Here is a specific example, with some of the details changed to make it a little more generc:
Examiner: The primary reference shows most of the claim elements but is missing the features that specifically tie the approach to the field of the applicant. Specifically, the primary reference is not specific to the particular application in the inventor’s industry as recited by the independent claims. Nevertheless, such an application would be obvious because applicant has admitted such an approach was the most relevant art and would be considered by those skilled in the art of the application because the reference is listed on an IDS and/or discussed in the background.
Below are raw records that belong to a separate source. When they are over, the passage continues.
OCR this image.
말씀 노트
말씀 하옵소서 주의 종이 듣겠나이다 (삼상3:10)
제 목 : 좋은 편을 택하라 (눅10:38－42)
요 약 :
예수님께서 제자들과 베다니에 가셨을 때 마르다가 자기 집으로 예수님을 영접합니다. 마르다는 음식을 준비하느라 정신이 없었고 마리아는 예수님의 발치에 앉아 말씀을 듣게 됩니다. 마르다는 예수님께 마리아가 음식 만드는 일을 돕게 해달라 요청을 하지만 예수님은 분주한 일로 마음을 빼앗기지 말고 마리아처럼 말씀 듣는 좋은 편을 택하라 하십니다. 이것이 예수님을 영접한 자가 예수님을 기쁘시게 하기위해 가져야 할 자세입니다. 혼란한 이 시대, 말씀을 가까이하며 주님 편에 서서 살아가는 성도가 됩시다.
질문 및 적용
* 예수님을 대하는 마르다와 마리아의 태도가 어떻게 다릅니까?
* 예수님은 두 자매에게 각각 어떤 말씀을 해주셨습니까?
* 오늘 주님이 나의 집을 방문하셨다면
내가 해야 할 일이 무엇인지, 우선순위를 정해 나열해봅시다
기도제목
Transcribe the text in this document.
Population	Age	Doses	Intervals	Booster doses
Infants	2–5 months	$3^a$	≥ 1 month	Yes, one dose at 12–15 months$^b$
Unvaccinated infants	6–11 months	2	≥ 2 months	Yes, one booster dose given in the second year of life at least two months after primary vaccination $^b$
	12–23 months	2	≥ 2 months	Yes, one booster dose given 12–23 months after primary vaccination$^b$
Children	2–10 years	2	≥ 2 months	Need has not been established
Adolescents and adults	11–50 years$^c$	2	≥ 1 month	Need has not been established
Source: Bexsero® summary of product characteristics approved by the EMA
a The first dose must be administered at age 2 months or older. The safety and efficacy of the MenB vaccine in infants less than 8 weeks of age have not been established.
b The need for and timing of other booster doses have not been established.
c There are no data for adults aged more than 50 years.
Applicant’s response: As an initial matter, it is improper to use Applicant’s teaching in the specification, or their recognition of potentially relevant prior art as disclosed in an IDS (which is Applicant’s duty to disclose) as a basis for considering art outside Applicant’s field. Whether or not such references are identified by Applicant as potentially relevant, that determination is made with the benefit of hindsight and knowledge of the invention. It is wholly inappropriate to use hindsight gleaned from Applicant’s disclosure, even if that is merely the identification of approaches from outside the technical field of the invention. The Federal Circuit has discussed the “poster child” for hindsight reasoning in Otsuka Pharmaceutical Co., Ltd. v. Sandoz, Inc., 678 F.3d 1280 (Fed. Cir. 2012), where the court made clear that the “inventor’s own path itself never leads to a conclusion of obviousness; that is hindsight. What matters is the path that the person of ordinary skill in the art would have followed, as evidenced by the pertinent prior art.”
Thus, Applicant respectively disagrees with the basis of the rejection noted above as the Office has not properly established its approach with evidence of record, nor has the Office established that the claimed approach would be rendered obvious by the cited reference in the applicant’s claimed field.
So, do not let the Office use the applicant’s teachings against the applicant.